Here is prometheus output:
And after application external_label, the new label cluster shows in thanos:
But when I am querieng api/v1/series endpoint, it randomly gives value of cluster:
{ "status": "success", "data": [ { "__name__": "collectd_collectd_queue_length", "cassandra_datastax_com_cluster": "cassandra", "cassandra_datastax_com_datacenter": "dc1", "cluster": "cassandra", "collectd": "write_queue", "container": "cassandra", "dc": "dc1", "endpoint": "prometheus", "exported_instance": "10.2.150.192", "instance": "10.2.150.192:9103", "job": "cassandra-dc1-all-pods-service", "namespace": "cit1-core", "pod": "cassandra-dc1-r2-sts-0", "prometheus": "monitoring/kube-prometheus-stack-prometheus", "prometheus_replica": "prometheus-kube-prometheus-stack-prometheus-0", "rack": "r2", "service": "cassandra-dc1-all-pods-service" }, { "__name__": "collectd_collectd_queue_length", "cassandra_datastax_com_cluster": "cassandra", "cassandra_datastax_com_datacenter": "dc1", "cluster": "cassandra", "collectd": "write_queue", "container": "cassandra", "dc": "dc1", "endpoint": "prometheus", "exported_instance": "10.2.151.7", "instance": "10.2.151.7:9103", "job": "cassandra-dc1-all-pods-service", "namespace": "cit1-core", "pod": "cassandra-dc1-r3-sts-0", "prometheus": "monitoring/kube-prometheus-stack-prometheus", "prometheus_replica": "prometheus-kube-prometheus-stack-prometheus-0", "rack": "r3", "service": "cassandra-dc1-all-pods-service" } ] }
Expected: Any api call should prioritise external_label and return it as a result of request.

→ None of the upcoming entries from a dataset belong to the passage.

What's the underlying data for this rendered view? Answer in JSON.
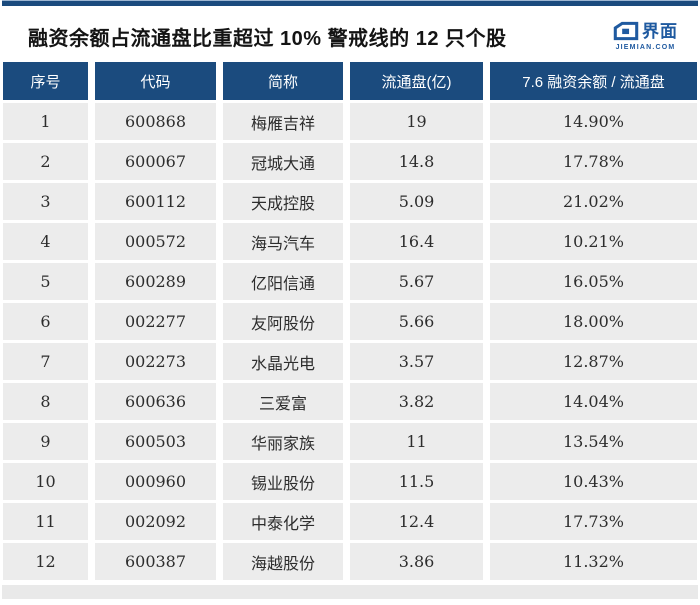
{
  "title": "融资余额占流通盘比重超过 10% 警戒线的 12 只个股",
  "logo": {
    "name": "界面",
    "domain": "JIEMIAN.COM"
  },
  "colors": {
    "header_bg": "#1b4b7e",
    "row_bg": "#ececec",
    "footer_bg": "#e9e9e9",
    "accent_bar": "#1b4b7e",
    "logo_blue": "#1f5aa0",
    "cell_text": "#2d2d2d"
  },
  "chart_data": {
    "type": "table",
    "title": "融资余额占流通盘比重超过 10% 警戒线的 12 只个股",
    "columns": [
      "序号",
      "代码",
      "简称",
      "流通盘(亿)",
      "7.6 融资余额 / 流通盘"
    ],
    "column_keys": [
      "seq",
      "code",
      "name",
      "float-shares",
      "ratio"
    ],
    "rows": [
      [
        "1",
        "600868",
        "梅雁吉祥",
        "19",
        "14.90%"
      ],
      [
        "2",
        "600067",
        "冠城大通",
        "14.8",
        "17.78%"
      ],
      [
        "3",
        "600112",
        "天成控股",
        "5.09",
        "21.02%"
      ],
      [
        "4",
        "000572",
        "海马汽车",
        "16.4",
        "10.21%"
      ],
      [
        "5",
        "600289",
        "亿阳信通",
        "5.67",
        "16.05%"
      ],
      [
        "6",
        "002277",
        "友阿股份",
        "5.66",
        "18.00%"
      ],
      [
        "7",
        "002273",
        "水晶光电",
        "3.57",
        "12.87%"
      ],
      [
        "8",
        "600636",
        "三爱富",
        "3.82",
        "14.04%"
      ],
      [
        "9",
        "600503",
        "华丽家族",
        "11",
        "13.54%"
      ],
      [
        "10",
        "000960",
        "锡业股份",
        "11.5",
        "10.43%"
      ],
      [
        "11",
        "002092",
        "中泰化学",
        "12.4",
        "17.73%"
      ],
      [
        "12",
        "600387",
        "海越股份",
        "3.86",
        "11.32%"
      ]
    ]
  }
}
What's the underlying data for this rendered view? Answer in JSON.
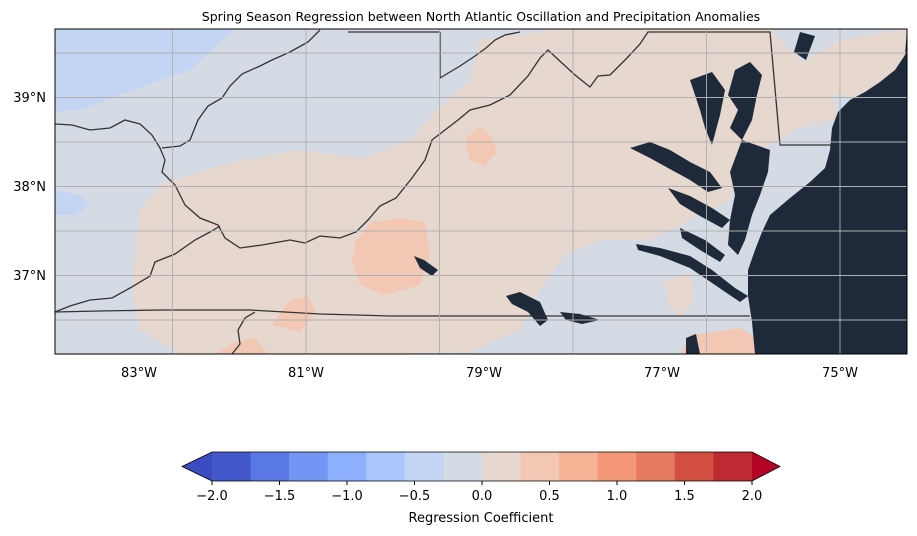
{
  "map": {
    "title": "Spring Season Regression between North Atlantic Oscillation and Precipitation Anomalies",
    "lat_ticks": [
      "39°N",
      "38°N",
      "37°N"
    ],
    "lon_ticks": [
      "83°W",
      "81°W",
      "79°W",
      "77°W",
      "75°W"
    ],
    "extent": {
      "lon_min": -84.0,
      "lon_max": -74.4,
      "lat_min": 36.1,
      "lat_max": 39.75
    },
    "gridlines": true,
    "ocean_color": "#1e2a3a",
    "border_color": "#333333"
  },
  "colorbar": {
    "label": "Regression Coefficient",
    "ticks": [
      "−2.0",
      "−1.5",
      "−1.0",
      "−0.5",
      "0.0",
      "0.5",
      "1.0",
      "1.5",
      "2.0"
    ],
    "range": [
      -2.0,
      2.0
    ],
    "extend": "both",
    "colormap": "coolwarm",
    "bins": [
      "#4358cb",
      "#5a78e4",
      "#7396f5",
      "#8db0fe",
      "#aac7fd",
      "#c4d5f3",
      "#d5dbe5",
      "#e6d7cf",
      "#f2c8b4",
      "#f6b396",
      "#f39778",
      "#e67a5f",
      "#d24f42",
      "#bf2a32"
    ],
    "under_color": "#3b4cc0",
    "over_color": "#b40426"
  }
}
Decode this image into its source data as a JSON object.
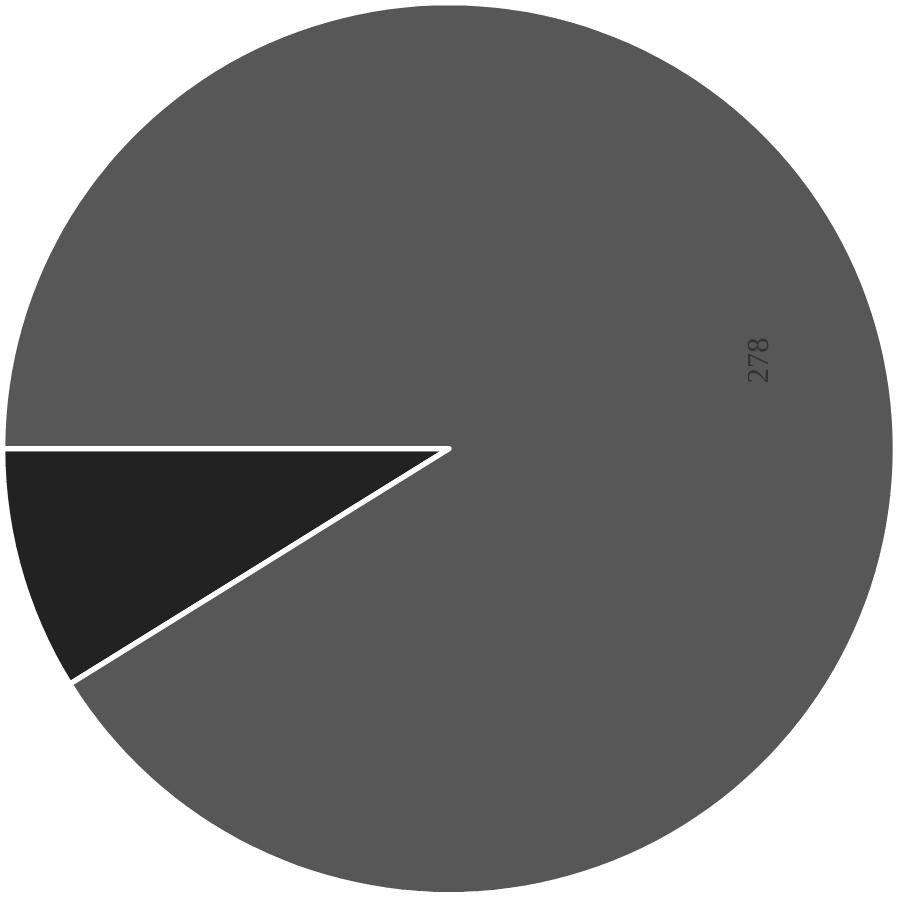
{
  "chart_data": {
    "type": "pie",
    "categories": [
      null,
      null
    ],
    "values": [
      27,
      278
    ],
    "colors": [
      "#222222",
      "#575757"
    ],
    "value_labels": [
      null,
      "278"
    ]
  }
}
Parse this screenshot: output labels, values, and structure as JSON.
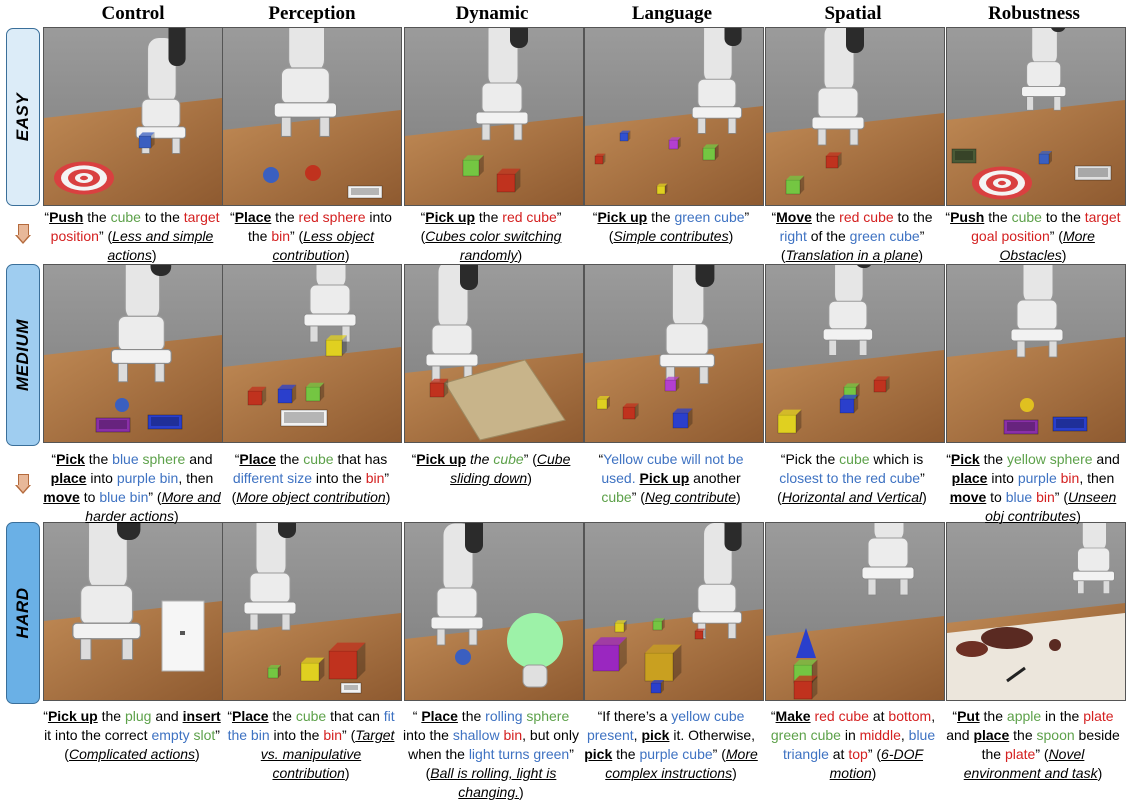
{
  "columns": [
    "Control",
    "Perception",
    "Dynamic",
    "Language",
    "Spatial",
    "Robustness"
  ],
  "levels": [
    "EASY",
    "MEDIUM",
    "HARD"
  ],
  "captions": {
    "easy": [
      [
        "“",
        "Push",
        " the ",
        "cube",
        " to the ",
        "target position",
        "” (",
        "Less and simple actions",
        ")"
      ],
      [
        "“",
        "Place",
        " the ",
        "red sphere",
        " into the ",
        "bin",
        "” (",
        "Less object contribution",
        ")"
      ],
      [
        "“",
        "Pick up",
        " the ",
        "red cube",
        "” (",
        "Cubes color switching randomly",
        ")"
      ],
      [
        "“",
        "Pick up",
        " the ",
        "green cube",
        "” (",
        "Simple contributes",
        ")"
      ],
      [
        "“",
        "Move",
        " the ",
        "red cube",
        " to the ",
        "right",
        " of the ",
        "green cube",
        "” (",
        "Translation in a plane",
        ")"
      ],
      [
        "“",
        "Push",
        " the ",
        "cube",
        " to the ",
        "target goal position",
        "” (",
        "More Obstacles",
        ")"
      ]
    ],
    "medium": [
      [
        "“",
        "Pick",
        " the ",
        "blue",
        " ",
        "sphere",
        " and ",
        "place",
        " into ",
        "purple bin",
        ", then ",
        "move",
        " to ",
        "blue bin",
        "” (",
        "More and harder actions",
        ")"
      ],
      [
        "“",
        "Place",
        " the ",
        "cube",
        " that has ",
        "different size",
        " into the ",
        "bin",
        "” (",
        "More object contribution",
        ")"
      ],
      [
        "“",
        "Pick up",
        " ",
        "the ",
        "cube",
        "” (",
        "Cube sliding down",
        ")"
      ],
      [
        "“",
        "Yellow cube will not be used.",
        " ",
        "Pick up",
        " another ",
        "cube",
        "” (",
        "Neg contribute",
        ")"
      ],
      [
        "“",
        "Pick the ",
        "cube",
        " which is ",
        "closest to the red cube",
        "” (",
        "Horizontal and Vertical",
        ")"
      ],
      [
        "“",
        "Pick",
        " the ",
        "yellow",
        " ",
        "sphere",
        " and ",
        "place",
        " into ",
        "purple",
        " ",
        "bin",
        ", then ",
        "move",
        " to ",
        "blue",
        " ",
        "bin",
        "” (",
        "Unseen obj contributes",
        ")"
      ]
    ],
    "hard": [
      [
        "“",
        "Pick up",
        " the ",
        "plug",
        " and ",
        "insert",
        " it into the correct ",
        "empty",
        " ",
        "slot",
        "” (",
        "Complicated actions",
        ")"
      ],
      [
        "“",
        "Place",
        " the ",
        "cube",
        " that can ",
        "fit the bin",
        " into the ",
        "bin",
        "” (",
        "Target vs. manipulative contribution",
        ")"
      ],
      [
        "“ ",
        "Place",
        " the ",
        "rolling",
        " ",
        "sphere",
        " into the ",
        "shallow",
        " ",
        "bin",
        ", but only when the ",
        "light turns green",
        "” (",
        "Ball is rolling, light is changing.",
        ")"
      ],
      [
        "“If there’s a ",
        "yellow cube",
        " ",
        "present",
        ", ",
        "pick",
        " it. Otherwise, ",
        "pick",
        " the ",
        "purple cube",
        "” (",
        "More complex instructions",
        ")"
      ],
      [
        "“",
        "Make",
        " ",
        "red cube",
        " at ",
        "bottom",
        ", ",
        "green cube",
        " in ",
        "middle",
        ", ",
        "blue triangle",
        " at ",
        "top",
        "” (",
        "6-DOF motion",
        ")"
      ],
      [
        "“",
        "Put",
        " the ",
        "apple",
        " in the ",
        "plate",
        " and ",
        "place",
        " the ",
        "spoon",
        " beside the ",
        "plate",
        "” (",
        "Novel environment and task",
        ")"
      ]
    ]
  },
  "colors": {
    "green": "#5da14a",
    "red": "#d42020",
    "blue": "#3e72c2",
    "band_easy": "#dcecf8",
    "band_medium": "#9fcdf0",
    "band_hard": "#6ab0e6",
    "table_wood": "#b07a48",
    "sky_grey": "#8c8c8c"
  }
}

Possible solution: The current solution is to rename internal label in scrape config. But mostly we are using configs via helm out of the box. Meaning, we do not set configs. Therefore, there is a chance external label match some random label from some random metric. Since that, this is worth to fix discrepancy. Series api endpoint is used by Grafana.